No two people will get the same response from the same macro ratios, it's all going to be up to your genetics, how you train, and what you choose to eat for meeting those macros that will decide where you're going to end up. It doesn't pay to obsess about various macronutrient ratios unless you are going to try them and see how you fare on them - I've gained and gotten up to 283 lbs. and strong on lower protein (about 15% of total caloric intake), but I also got fat as hell at the same time. I've gotten down closer to single-digit bodyfat at 225 lbs. by putting protein @ 35-40% of my total calories and have managed to exchange about 8 lbs. of fat for about 6 lbs. of muscle without any real "dieting" since the start of the year. To me, this shows that my body prefers higher protein and far fewer carbohydrates, but that's just MY system, and won't be the same for everyone else.
I envy those people who can eat 60-70% of their calories from carbohydrates and stay lean, but it won't work for me.

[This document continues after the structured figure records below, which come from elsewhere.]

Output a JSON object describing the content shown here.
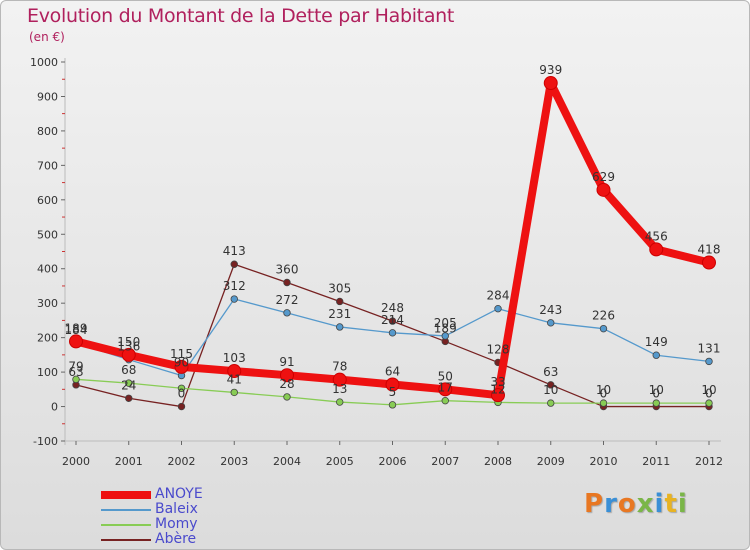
{
  "title": "Evolution du Montant de la Dette par Habitant",
  "unit_label": "(en €)",
  "logo_text": "Proxiti",
  "chart_data": {
    "type": "line",
    "title": "Evolution du Montant de la Dette par Habitant",
    "subtitle": "(en €)",
    "categories": [
      "2000",
      "2001",
      "2002",
      "2003",
      "2004",
      "2005",
      "2006",
      "2007",
      "2008",
      "2009",
      "2010",
      "2011",
      "2012"
    ],
    "ylim": [
      -100,
      1000
    ],
    "yticks": [
      -100,
      0,
      100,
      200,
      300,
      400,
      500,
      600,
      700,
      800,
      900,
      1000
    ],
    "grid": false,
    "legend_position": "bottom-left",
    "series": [
      {
        "name": "ANOYE",
        "color": "#ee1111",
        "values": [
          189,
          150,
          115,
          103,
          91,
          78,
          64,
          50,
          33,
          939,
          629,
          456,
          418
        ],
        "labels": [
          "189",
          "150",
          "115",
          "103",
          "91",
          "78",
          "64",
          "50",
          "33",
          "939",
          "629",
          "456",
          "418"
        ]
      },
      {
        "name": "Baleix",
        "color": "#5599cc",
        "values": [
          184,
          136,
          90,
          312,
          272,
          231,
          214,
          205,
          284,
          243,
          226,
          149,
          131
        ],
        "labels": [
          "184",
          "136",
          "90",
          "312",
          "272",
          "231",
          "214",
          "205",
          "284",
          "243",
          "226",
          "149",
          "131"
        ]
      },
      {
        "name": "Momy",
        "color": "#88cc55",
        "values": [
          79,
          68,
          53,
          41,
          28,
          13,
          5,
          17,
          12,
          10,
          10,
          10,
          10
        ],
        "labels": [
          "79",
          "68",
          "",
          "41",
          "28",
          "13",
          "5",
          "17",
          "12",
          "10",
          "10",
          "10",
          "10"
        ]
      },
      {
        "name": "Abère",
        "color": "#772222",
        "values": [
          63,
          24,
          0,
          413,
          360,
          305,
          248,
          189,
          128,
          63,
          0,
          0,
          0
        ],
        "labels": [
          "63",
          "24",
          "0",
          "413",
          "360",
          "305",
          "248",
          "189",
          "128",
          "63",
          "0",
          "0",
          "0"
        ]
      }
    ]
  }
}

Tried it off and on, ends up with me making strength and size gains, but plenty of fat along for the ride as well.
Basically, you MAY be able to do well for gains on lower protein so long as the calories are still above what you expend every day, but there's no guarantee. You may be better off with more protein, or, it may make little difference - the bodybuilding world would be much better off if the actual science were left as it is and people didn't constantly try to market their theories as universal across all people. It only adds to too much overthinking, it gets confusing, and people end up spending too much time having faith that a big change in macros will suddenly give them something they've always hoped for. Sure, it may well be that a standard bodybuilding macro plan works well for MOST people, but that doesn't mean it works best for everyone, trial-and-error is the only way to know what works best for you.
Best solution? Try the lower protein approach for a while, see how it goes as a 3-month test (just don't make it a 3-year run like I did), if you're not happy with the results, then ditch it and change things up. If you like it, keep at it until you're no longer satisfied with what it gives, and then change things up. But, if you don't try it, you'll never know how well you'll fare on it, and crazier stuff has happened as far as what people have gotten for doing something different in the face of bodybuilding "fact" that's often loosely based on actual facts and have been been twisted to meet someone's hypothesis just so they can attach their name to a book or article.